Kodawari Chronicles: A Touch More on Top

Fostex T900A (Alnico Super Tweeter)

Seasoning. A pinch of salt, a grind of pepper, a dash of umami. Miniscule additions in the grand scheme of any dish. And yet they make all the difference between average and amazing results. Overdo it however and disaster awaits, as single tastes overwhelm any subtlety and depth.

Such is the delicate balance act when attempting to augment a classic like the Altec 604E. For this edition of the 604 Altec’s published measurements (and my own in-room sweeps) show a fairly steep drop after 10K. This lack extension was remedied in later models. Some may even consider it a plus. In everyday listening I never felt I was missing significant high frequencies — the top end never seemed compromised. But perhaps things could be even better…

Browse enough images of Japanese 604 set ups and you’ll frequently see tweeters mounted topside. Ditto one of the last serious 604 implementations, the Jean Hiraga JH-MS 15 Reference. It was, I believe, an aperiodically bottom vented, narrow baffled floorstander (narrow being a relative term in the world of 604 cabinets). It featured two topside tweeters on each speaker. The forward facing a Fostex(?) crossed over at 12K, the rear a JBL 2402 bullet adding its voice above 14K.

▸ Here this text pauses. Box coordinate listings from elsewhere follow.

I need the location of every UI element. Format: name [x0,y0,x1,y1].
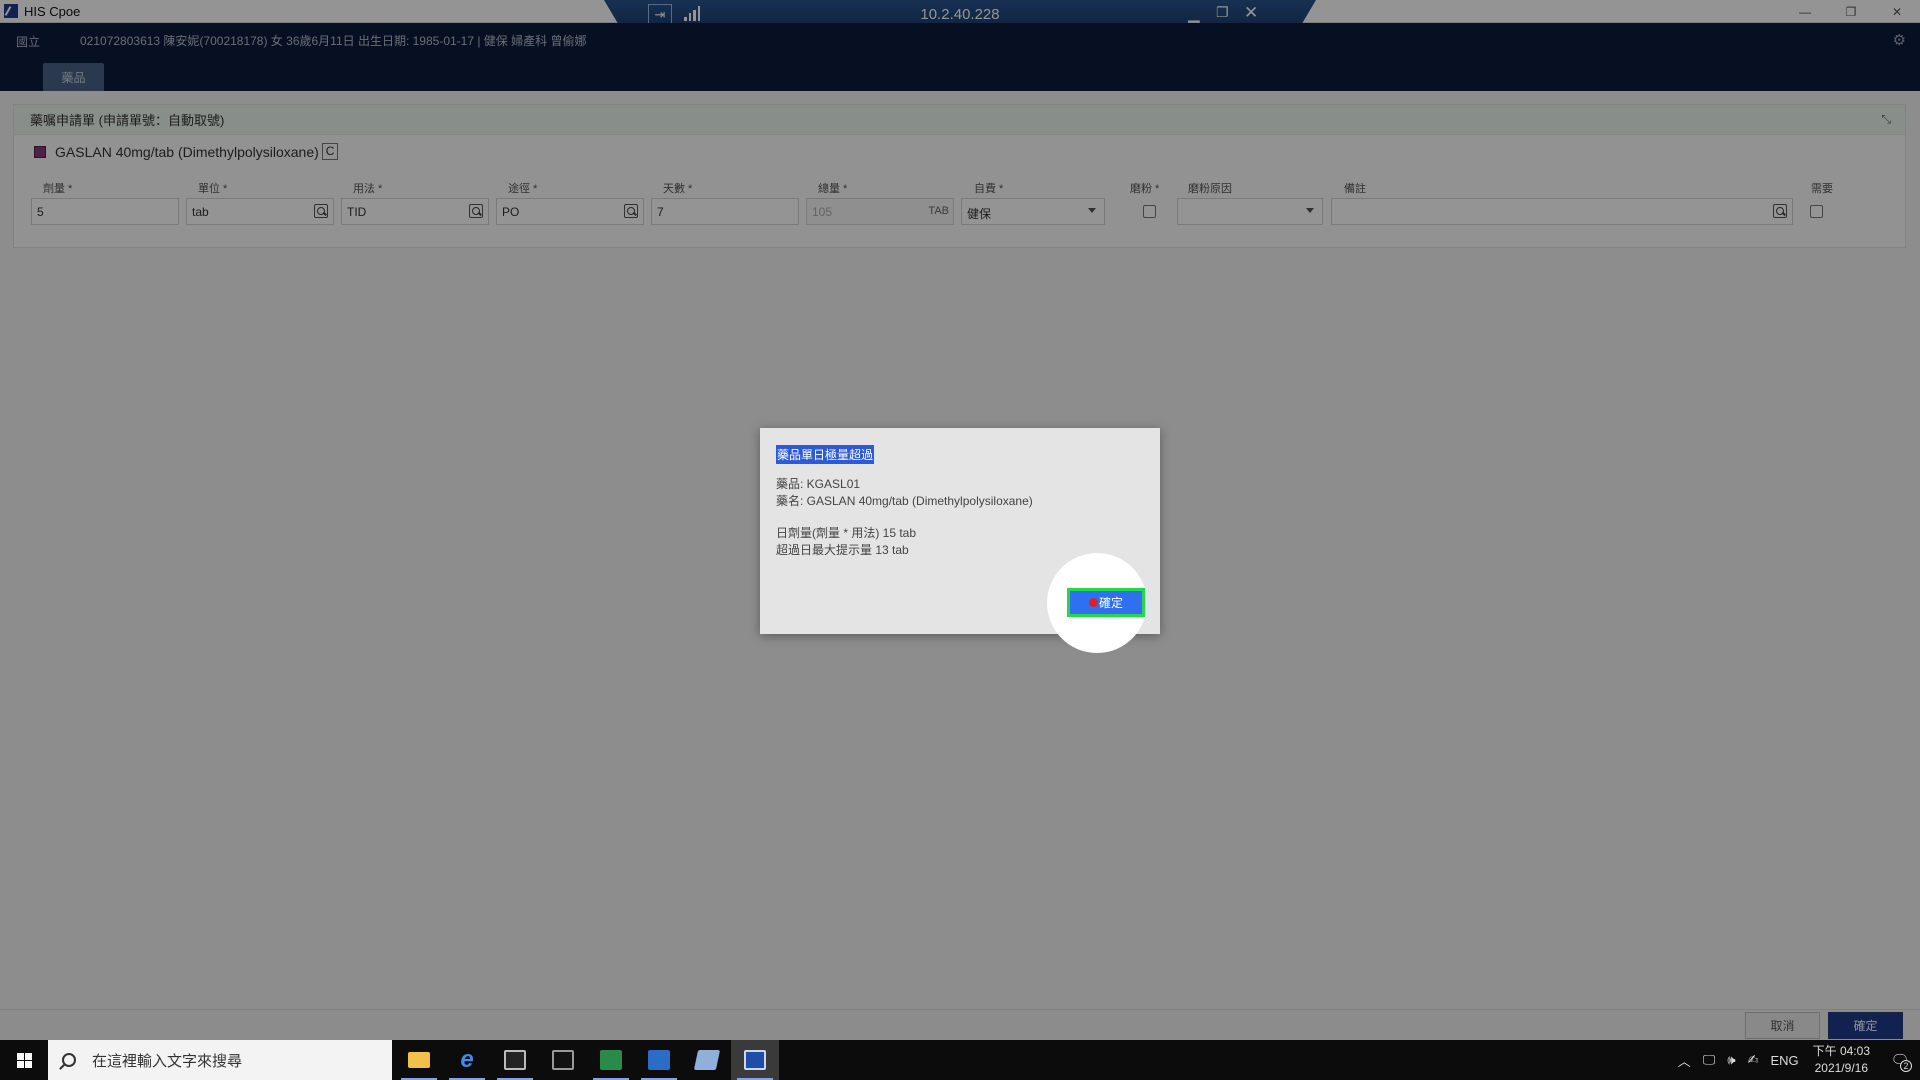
ie-app[interactable]: e [443,1040,491,1080]
play-icon [648,1050,670,1070]
his-app-icon [744,1050,766,1070]
file-explorer-app[interactable] [395,1040,443,1080]
volume-icon[interactable]: 🕪 [1727,1052,1735,1068]
clock-date: 2021/9/16 [1814,1061,1868,1075]
dialog-daily-dose: 日劑量(劑量 * 用法) 15 tab [776,526,917,540]
dialog-ok-button[interactable]: 確定 [1067,588,1145,617]
dialog-drug-code: 藥品: KGASL01 [776,477,861,491]
notification-button[interactable]: 🗨 2 [1880,1040,1920,1080]
network-icon[interactable]: 🖵 [1703,1052,1716,1068]
start-button[interactable] [0,1040,48,1080]
dialog-title: 藥品單日極量超過 [776,445,875,464]
clock-time: 下午 04:03 [1812,1044,1870,1058]
notes-app[interactable] [683,1040,731,1080]
clock[interactable]: 下午 04:03 2021/9/16 [1813,1043,1870,1077]
taskbar: 在這裡輸入文字來搜尋 e ︿ 🖵 🕪 ✍ ENG 下午 04:03 2021/9… [0,1040,1920,1080]
spreadsheet-icon [600,1050,622,1070]
dialog-drug-name: 藥名: GASLAN 40mg/tab (Dimethylpolysiloxan… [776,494,1033,508]
chevron-up-icon[interactable]: ︿ [1678,1051,1691,1070]
language-indicator[interactable]: ENG [1770,1053,1798,1068]
system-tray: ︿ 🖵 🕪 ✍ ENG 下午 04:03 2021/9/16 🗨 2 [1672,1040,1920,1080]
search-icon [62,1053,76,1067]
console-icon [552,1050,574,1070]
his-cpoe-app[interactable] [731,1040,779,1080]
terminal-app[interactable] [491,1040,539,1080]
notification-count: 2 [1900,1060,1912,1072]
dialog-ok-label: 確定 [1098,596,1123,610]
pen-icon[interactable]: ✍ [1748,1052,1759,1068]
cursor-dot-icon [1088,598,1098,607]
windows-icon [16,1052,32,1068]
folder-icon [408,1052,430,1068]
powershell-app[interactable] [539,1040,587,1080]
excel-app[interactable] [587,1040,635,1080]
taskbar-search[interactable]: 在這裡輸入文字來搜尋 [48,1040,392,1080]
media-app[interactable] [635,1040,683,1080]
terminal-icon [504,1050,526,1070]
notepad-icon [693,1050,721,1070]
ie-icon: e [460,1046,474,1073]
dialog-max-dose: 超過日最大提示量 13 tab [776,543,909,557]
search-placeholder: 在這裡輸入文字來搜尋 [92,1052,243,1070]
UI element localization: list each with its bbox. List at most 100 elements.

Hiraga JH-MS 15, Munich 2008

Those that heard this combination at the Munich Hi-End Show praised it as impactful and lifelike, giving little ground to more modern speakers but exhibiting a raw palpability and stunning dynamics. Sadly not much more has been written of that first outing as the battery powered components driving the exhibit self-immolated on the evening of the first day, reducing the entire setup into a pile of charred what-might-have- been. The only other widely circulated look at the speaker was a brief demo for 6Moons.

But anytime I see both the Japanese audio cognoscenti and Mssr. Hiraga exploring similar avenues I am intrigued. To scratch the itch I tracked down some 2402’s, a pair of Fostex T900a and some PIO caps and began to experiment.

First up was a duplicate of the Hiraga setup. This led to an increase in air but something was a little confused and disjointed, the benefit coming at a cost of slighty reduced clarity. This very well could be the result of the (unfortunely necessary) placement of my speakers on the wall boundary. Given the room to breath that Hiraga utilized behind his units this may still be the way to go for those blessed with more accomodating rooms. Out went the JBL units.

Next I tried the Fostex crossed over at 9K and forward firing. Too heavy a slathering of the treble sauce. I tried dialing down the the overall impact via a pair of Fostex autoformers (beautiful and handy pieces of kit BTW) but still no bueno. Not only was there too much overlap at the crossover point, the system had taken on some of the characteristics of the etched treble present in many of today’s modern highend speakers. Not a bad thing in all cases but not what I was going for in my build. Stringing together some 3uf capacitors in series enabled me to up the crossover point to 13K. Much better. But still not there.

Moving the tweeters to fire at a 45 degree angle relative to the front of the speaker was a leaps and bounds improvement in air, with a significantly greater sense of space and presence. A final move rearward to a position that was approximately in a vertical line with the 604’s compression driver locked in the benefits.

Angling for air

This addition has given the 604 an added dose of palpability, something this driver already possesses in spades. One could liken it to casting just a bit more beautiful light on a subject at the golden hour, or breathing a little more deeply in a mountain meadow — burnishing an already great experience to yield a subtle but important improvement. As always your mileage may vary, but I strongly encourage giving it a shot as another interesting step on the journey. Onward.